En 1970 el escritor estadounidense Richard Bach (1936- ) escribió en forma de novela “Juan Sebastián Gaviota”, una pequeña e inocua fábula que en cuestión de semanas vendió millones de ejemplares en el mundo entero. Durante más de diez meses apareció como el libro más vendido en numerosos países. Fue como un libro de bitácora, pero aéreo, de una gaviota que aprendía a vivir y a volar.
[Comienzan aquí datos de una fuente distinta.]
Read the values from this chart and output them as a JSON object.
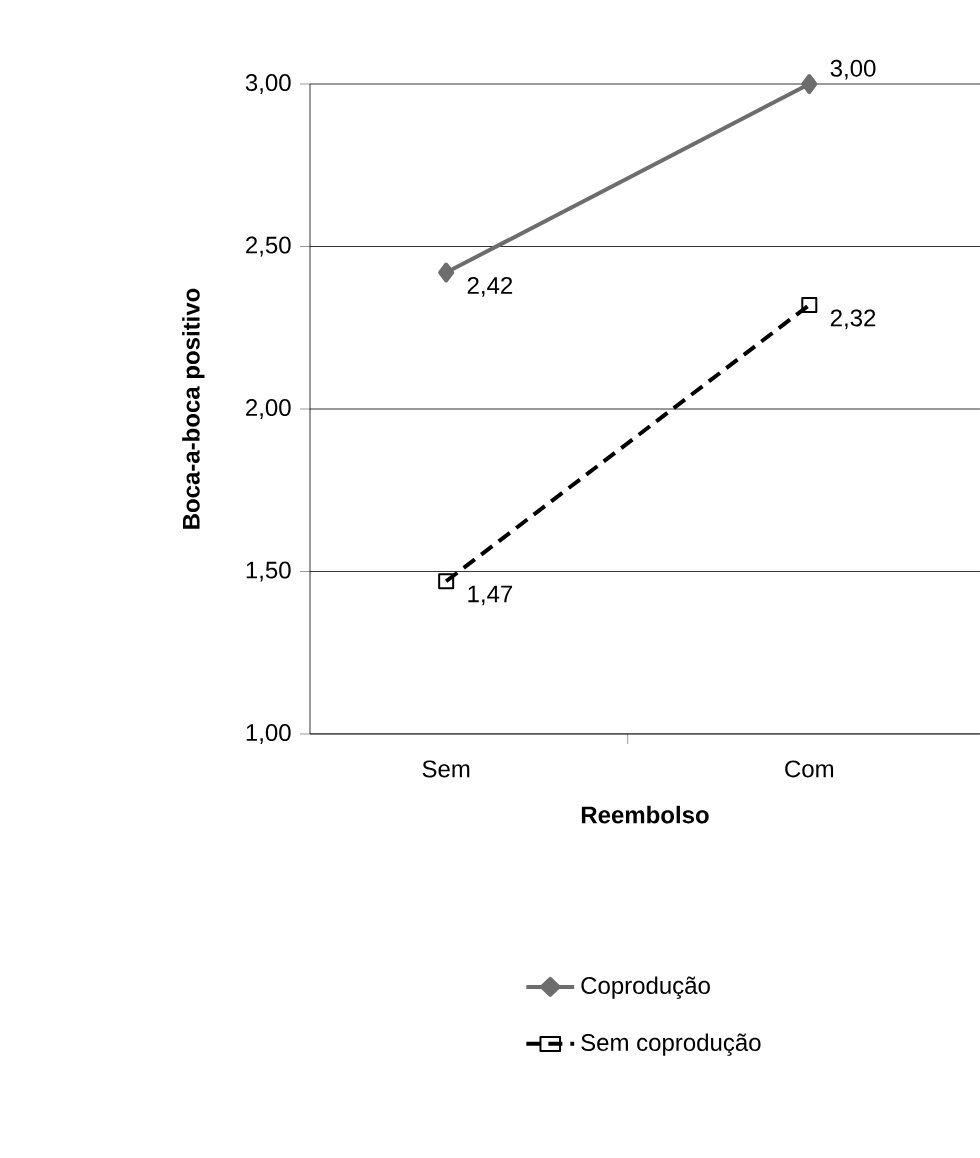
{
  "chart_data": {
    "type": "line",
    "xlabel": "Reembolso",
    "ylabel": "Boca-a-boca positivo",
    "categories": [
      "Sem",
      "Com"
    ],
    "series": [
      {
        "name": "Coprodução",
        "color": "#6d6d6d",
        "values": [
          2.42,
          3.0
        ],
        "value_labels": [
          "2,42",
          "3,00"
        ],
        "marker": "diamond",
        "line_style": "solid"
      },
      {
        "name": "Sem coprodução",
        "color": "#000000",
        "values": [
          1.47,
          2.32
        ],
        "value_labels": [
          "1,47",
          "2,32"
        ],
        "marker": "square",
        "line_style": "dashed"
      }
    ],
    "ylim": [
      1,
      3
    ],
    "yticks": [
      {
        "value": 1,
        "label": "1,00"
      },
      {
        "value": 1.5,
        "label": "1,50"
      },
      {
        "value": 2,
        "label": "2,00"
      },
      {
        "value": 2.5,
        "label": "2,50"
      },
      {
        "value": 3,
        "label": "3,00"
      }
    ],
    "grid": "y",
    "legend": "bottom"
  }
}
Lo notable es que treinta años después, la escritora surcoreana Sun-Mi Hwang (1936- ) publicó “La gallina que soñaba con volar” , otra especie de fábula inspirada en el libro de Bach que se convirtió en un éxito inmediato, manteniéndose desde hace más de diez años en la lista de libros más vendidos en Corea del Sur y otros países. Fue traducido a más de una docena de idiomas y su argumento es sencillo: como lo dice el título, es la historia de una gallina que sueña con volar, que, pese a su pesadez, busca llegar con sus alas torpes a la libertad.

Pidió volar, pidió lo mismo un hombre bien metido en la tierra como Mario Benedetti (1920-2009): “No te rindas, aun estas a tiempo de alcanzar y comenzar de nuevo/, aceptar tus sombras, enterrar tus miedos, liberar el lastre, retomar el vuelo./ No te rindas que la vida es eso, continuar el viaje, perseguir tus sueños/, destrabar el tiempo, correr los escombros y destapar el cielo”.